Quanto più forte è la fiducia degli investitori nello sviluppo economico, tanto più sono disposti ad assumersi dei rischi. Allo stesso tempo, i livelli di fiducia sono inversamente correlati alla razionalità. Più gli investitori hanno fiducia, più il loro processo decisionale è emotivo. La fiducia, o la mancanza di fiducia, si diffonde per mezzo di narrazioni “contagiose” nella loro messaggistica in modo da pervadere facilmente e rapidamente un gran numero di partecipanti al mercato che poi iniziano ad agire di concerto per dare forma ai fenomeni di mercato.
Il Covid-19 ha messo un freno agli animal spirit degli investitori, i quali hanno bisogno di un mix preciso di misure fiscali e monetarie e di incentivi psicologici per tornare in vita. Questo perché ci troviamo di fronte a una crisi che si colloca al crocevia di paure irrazionali intorno alla vita umana e alle necessità economiche razionali, che mette a nudo le tensioni e le contraddizioni derivanti dalla ricerca di un equilibrio tra salute pubblica e politiche economiche.

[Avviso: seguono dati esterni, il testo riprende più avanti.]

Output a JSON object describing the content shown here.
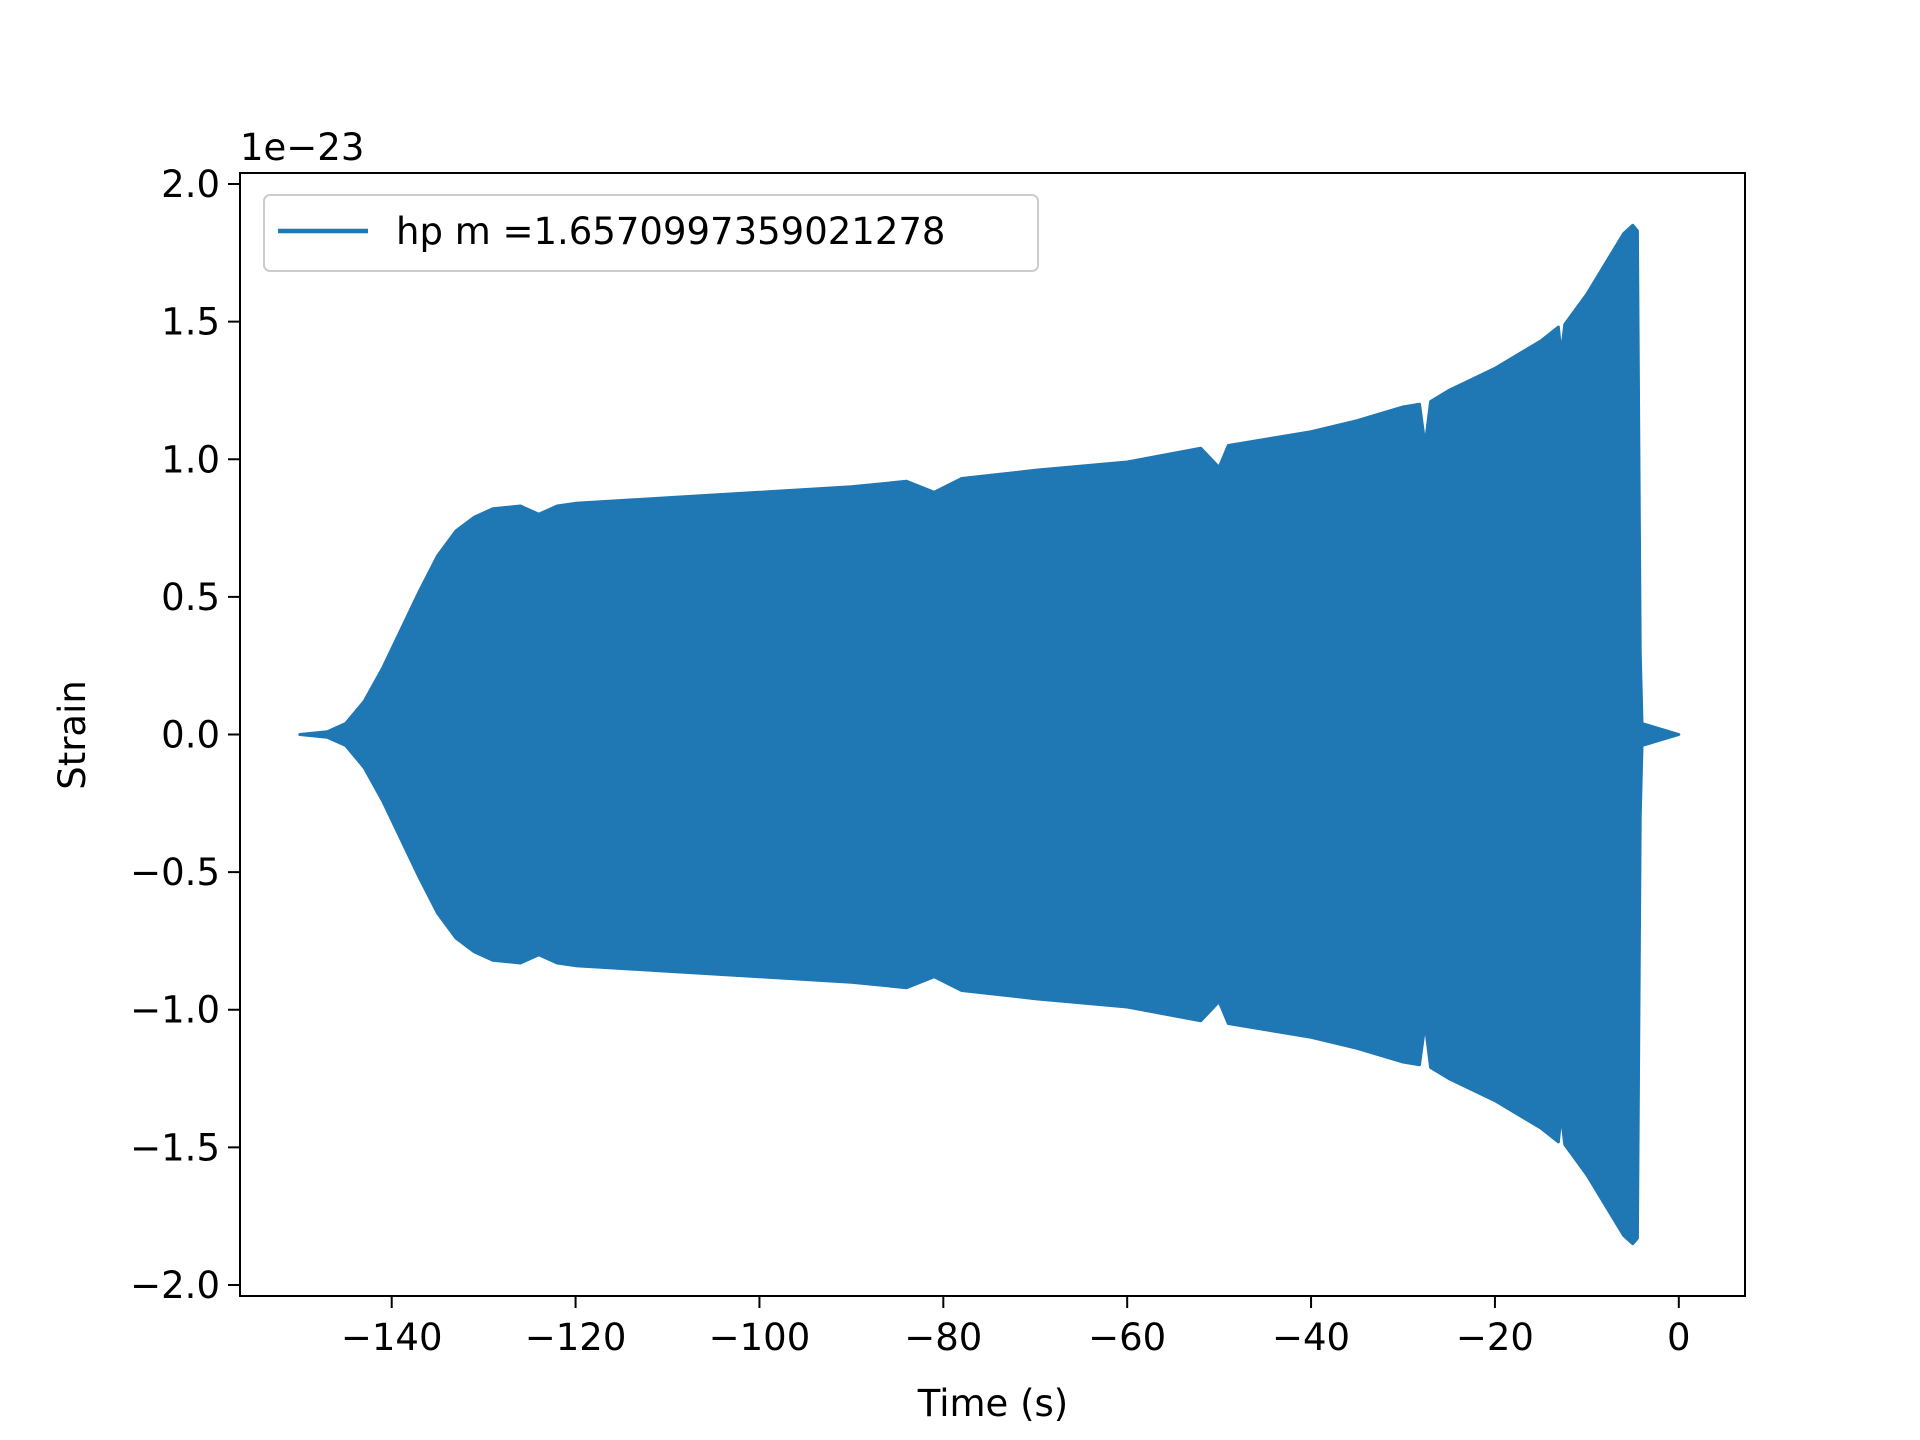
{
  "chart_data": {
    "type": "line",
    "title": "",
    "xlabel": "Time (s)",
    "ylabel": "Strain",
    "y_offset_label": "1e−23",
    "xlim": [
      -156.5,
      7.2
    ],
    "ylim": [
      -2.04,
      2.04
    ],
    "x_ticks": [
      -140,
      -120,
      -100,
      -80,
      -60,
      -40,
      -20,
      0
    ],
    "x_tick_labels": [
      "−140",
      "−120",
      "−100",
      "−80",
      "−60",
      "−40",
      "−20",
      "0"
    ],
    "y_ticks": [
      -2.0,
      -1.5,
      -1.0,
      -0.5,
      0.0,
      0.5,
      1.0,
      1.5,
      2.0
    ],
    "y_tick_labels": [
      "−2.0",
      "−1.5",
      "−1.0",
      "−0.5",
      "0.0",
      "0.5",
      "1.0",
      "1.5",
      "2.0"
    ],
    "grid": false,
    "legend_position": "upper-left",
    "series": [
      {
        "name": "hp m =1.6570997359021278",
        "color": "#1f77b4",
        "envelope_upper": [
          [
            -150,
            0.0
          ],
          [
            -147,
            0.01
          ],
          [
            -145,
            0.04
          ],
          [
            -143,
            0.12
          ],
          [
            -141,
            0.24
          ],
          [
            -139,
            0.38
          ],
          [
            -137,
            0.52
          ],
          [
            -135,
            0.65
          ],
          [
            -133,
            0.74
          ],
          [
            -131,
            0.79
          ],
          [
            -129,
            0.82
          ],
          [
            -126,
            0.83
          ],
          [
            -124,
            0.8
          ],
          [
            -122,
            0.83
          ],
          [
            -120,
            0.84
          ],
          [
            -110,
            0.86
          ],
          [
            -100,
            0.88
          ],
          [
            -90,
            0.9
          ],
          [
            -84,
            0.92
          ],
          [
            -81,
            0.88
          ],
          [
            -78,
            0.93
          ],
          [
            -70,
            0.96
          ],
          [
            -60,
            0.99
          ],
          [
            -52,
            1.04
          ],
          [
            -50,
            0.97
          ],
          [
            -49,
            1.05
          ],
          [
            -40,
            1.1
          ],
          [
            -35,
            1.14
          ],
          [
            -30,
            1.19
          ],
          [
            -28.2,
            1.2
          ],
          [
            -27.6,
            1.05
          ],
          [
            -27,
            1.21
          ],
          [
            -25,
            1.25
          ],
          [
            -20,
            1.33
          ],
          [
            -15,
            1.43
          ],
          [
            -13.1,
            1.48
          ],
          [
            -12.8,
            1.38
          ],
          [
            -12.4,
            1.49
          ],
          [
            -10,
            1.6
          ],
          [
            -8,
            1.71
          ],
          [
            -6,
            1.82
          ],
          [
            -5,
            1.85
          ],
          [
            -4.5,
            1.83
          ],
          [
            -4.2,
            0.3
          ],
          [
            -4,
            0.04
          ],
          [
            -2,
            0.02
          ],
          [
            0,
            0.0
          ]
        ],
        "envelope_lower": [
          [
            -150,
            0.0
          ],
          [
            -147,
            -0.01
          ],
          [
            -145,
            -0.04
          ],
          [
            -143,
            -0.12
          ],
          [
            -141,
            -0.24
          ],
          [
            -139,
            -0.38
          ],
          [
            -137,
            -0.52
          ],
          [
            -135,
            -0.65
          ],
          [
            -133,
            -0.74
          ],
          [
            -131,
            -0.79
          ],
          [
            -129,
            -0.82
          ],
          [
            -126,
            -0.83
          ],
          [
            -124,
            -0.8
          ],
          [
            -122,
            -0.83
          ],
          [
            -120,
            -0.84
          ],
          [
            -110,
            -0.86
          ],
          [
            -100,
            -0.88
          ],
          [
            -90,
            -0.9
          ],
          [
            -84,
            -0.92
          ],
          [
            -81,
            -0.88
          ],
          [
            -78,
            -0.93
          ],
          [
            -70,
            -0.96
          ],
          [
            -60,
            -0.99
          ],
          [
            -52,
            -1.04
          ],
          [
            -50,
            -0.97
          ],
          [
            -49,
            -1.05
          ],
          [
            -40,
            -1.1
          ],
          [
            -35,
            -1.14
          ],
          [
            -30,
            -1.19
          ],
          [
            -28.2,
            -1.2
          ],
          [
            -27.6,
            -1.05
          ],
          [
            -27,
            -1.21
          ],
          [
            -25,
            -1.25
          ],
          [
            -20,
            -1.33
          ],
          [
            -15,
            -1.43
          ],
          [
            -13.1,
            -1.48
          ],
          [
            -12.8,
            -1.38
          ],
          [
            -12.4,
            -1.49
          ],
          [
            -10,
            -1.6
          ],
          [
            -8,
            -1.71
          ],
          [
            -6,
            -1.82
          ],
          [
            -5,
            -1.85
          ],
          [
            -4.5,
            -1.83
          ],
          [
            -4.2,
            -0.3
          ],
          [
            -4,
            -0.04
          ],
          [
            -2,
            -0.02
          ],
          [
            0,
            0.0
          ]
        ]
      }
    ]
  }
}
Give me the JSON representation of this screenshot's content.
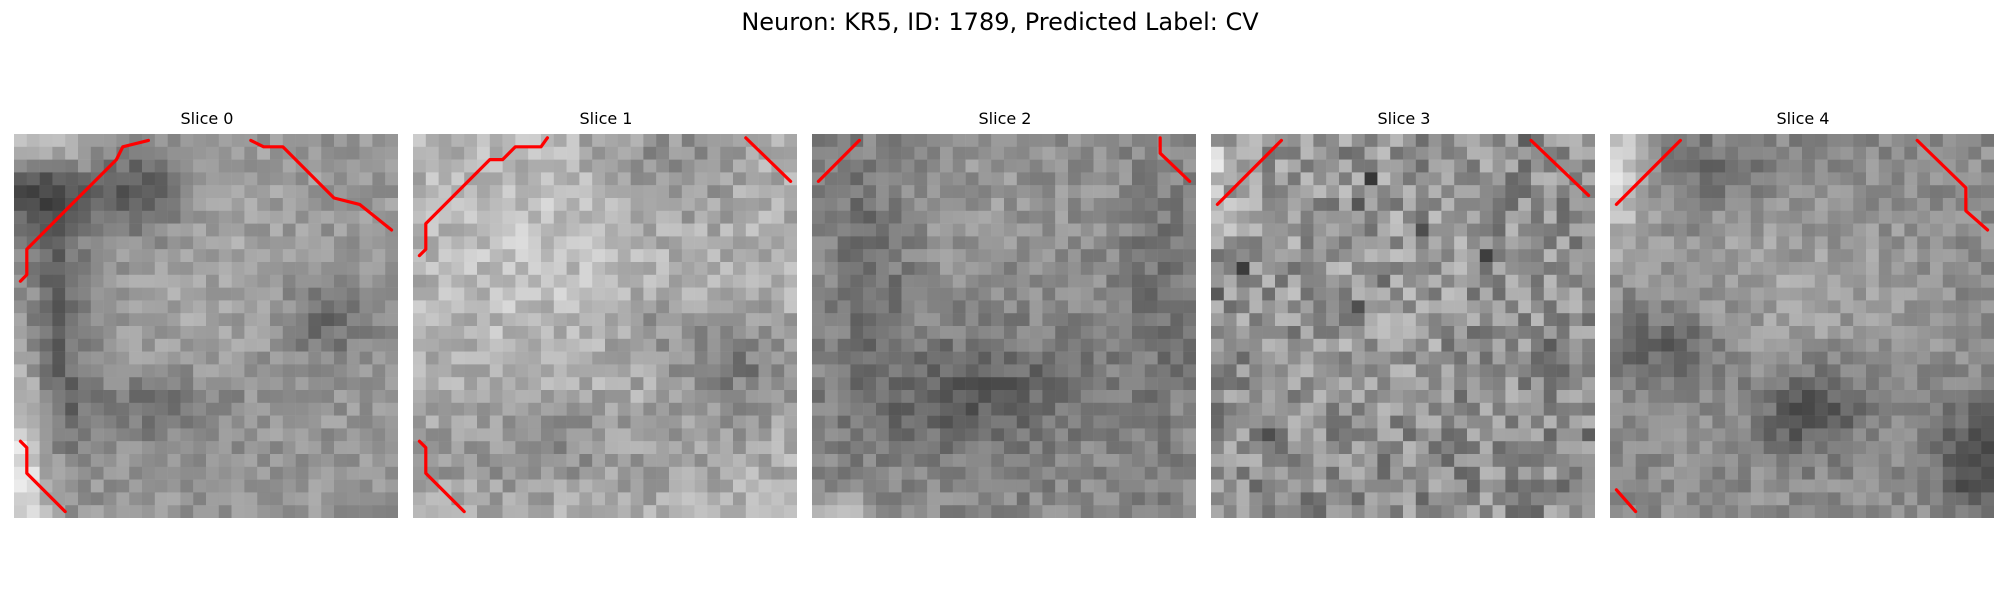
{
  "figure": {
    "title": "Neuron: KR5, ID: 1789, Predicted Label: CV"
  },
  "panels": [
    {
      "title": "Slice 0"
    },
    {
      "title": "Slice 1"
    },
    {
      "title": "Slice 2"
    },
    {
      "title": "Slice 3"
    },
    {
      "title": "Slice 4"
    }
  ],
  "style": {
    "contour_color": "#ff0000",
    "colormap": "grayscale"
  }
}
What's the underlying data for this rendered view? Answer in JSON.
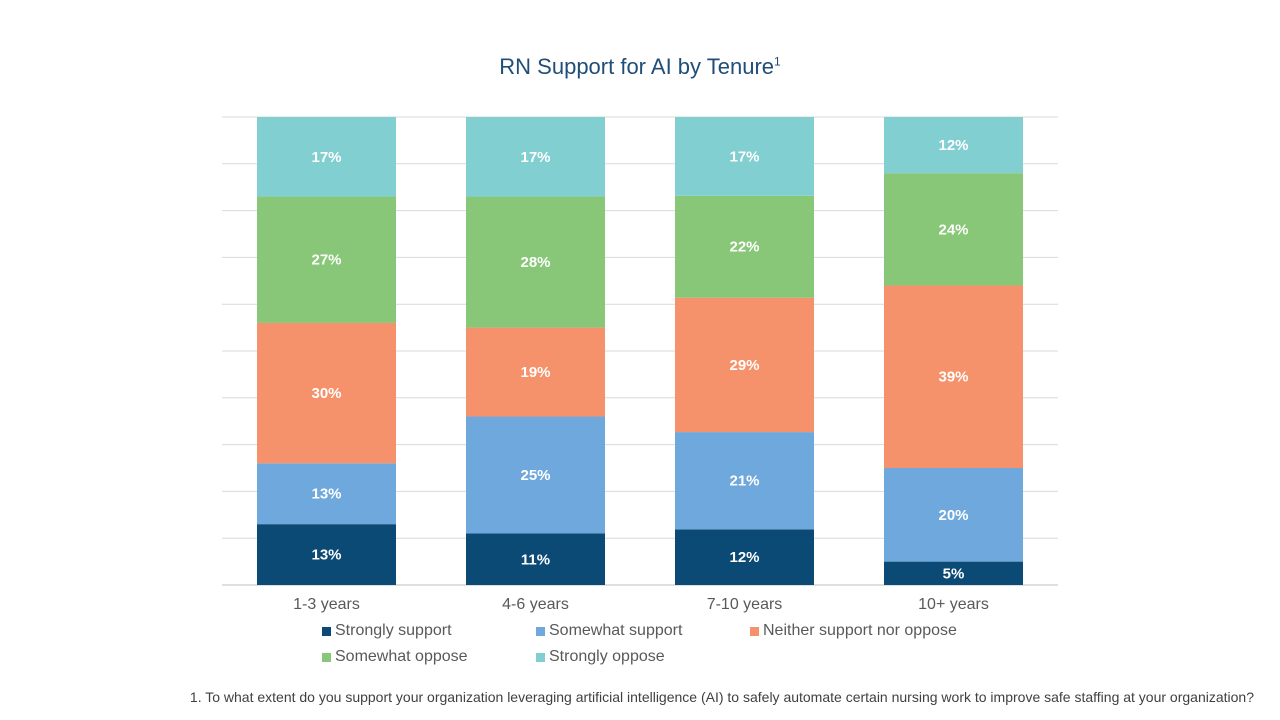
{
  "chart_data": {
    "type": "bar",
    "stacked": true,
    "title": "RN Support for AI by Tenure",
    "title_superscript": "1",
    "categories": [
      "1-3 years",
      "4-6 years",
      "7-10 years",
      "10+ years"
    ],
    "series": [
      {
        "name": "Strongly support",
        "color": "#0b4a75",
        "values": [
          13,
          11,
          12,
          5
        ]
      },
      {
        "name": "Somewhat support",
        "color": "#6fa8dc",
        "values": [
          13,
          25,
          21,
          20
        ]
      },
      {
        "name": "Neither support nor oppose",
        "color": "#f6926b",
        "values": [
          30,
          19,
          29,
          39
        ]
      },
      {
        "name": "Somewhat oppose",
        "color": "#87c777",
        "values": [
          27,
          28,
          22,
          24
        ]
      },
      {
        "name": "Strongly oppose",
        "color": "#82cfd2",
        "values": [
          17,
          17,
          17,
          12
        ]
      }
    ],
    "value_suffix": "%",
    "ylim": [
      0,
      100
    ],
    "grid": true,
    "legend_position": "bottom"
  },
  "footnote": "1. To what extent do you support your organization leveraging artificial intelligence (AI) to safely automate certain nursing work to improve safe staffing at your organization?"
}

Il virus tiene le redini della distensione sociale, ma danneggia l’economia.
Si tratta di un fenomeno senza precedenti e, non sorprende, gli investitori si affannano a cercare quadri analitici in grado di valutare l’impatto della crisi attuale. Tuttavia, i tradizionali modelli di analisi economica tendono a essere costruiti sul presupposto di un comportamento razionale degli investitori. La crisi legata alla diffusione del virus, invece, è in gran parte guidata da un sentimento con una forte sottocorrente emotiva che rasenta l’irrazionalità.
Il pericolo che l’economia globale possa rimanere bloccata in un pantano di incertezza e pessimismo anche dopo che il virus sarà stato contenuto dipende dalla capacità degli investitori di ritrovare la fiducia. Poiché le banche centrali hanno già in gran parte fatto il loro lavoro, questo è essenzialmente nelle mani dei nostri governi.
Il mercato azionario si riprenderà entro la fine dell’anno con la giusta guida
Finora le banche centrali e i funzionari governativi hanno inondato i mercati di liquidità e credito, anche se con effetti moderati sui mercati azionari. Per un pieno rimbalzo, le autorità di regolamentazione tecnocratiche dovranno dare spazio a economisti pragmatici in grado di fornire le giuste indicazioni per il futuro.
In primo luogo, un lockdown prolungato e paralizzante dovrà essere impedito da un passaggio a misure di quarantena dipendenti dal caso che consentano essenzialmente alla salute e alla guarigione di tornare al lavoro. Solo ampie e rigorose attività di test orchestrate dal governo possono rendere possibile tutto questo.
In secondo luogo, la politica fiscale deve affrontare in modo credibile le principali questioni economiche al centro della crisi.
Queste sono l’alto tasso di disoccupazione, i profitti più bassi e l’aumento della leva finanziaria. A questo proposito, alcuni paesi, tra cui gli Stati Uniti e la Cina, sembrano essere sulla strada giusta. L’Europa, invece, sembra ancora in fase di discussione. È imperativo che i responsabili politici di tutto il mondo mantengano le loro promesse di credito.
La buona notizia è che gli investitori animal spirit hanno il sonno leggero. Se stimolati con il giusto cocktail, potrebbero risvegliarsi con sorprendente fervore guidando una forte ripresa del mercato azionario nella seconda metà di quest’anno.
Quando migliorerà la circolazione delle persone senza minacce per la salute e i posti di lavoro torneranno, vedremo i mercati azionari riprendersi a livello mondiale. Non dovremmo sorprenderci di vedere guadagni sostanziali entro la fine del 2020.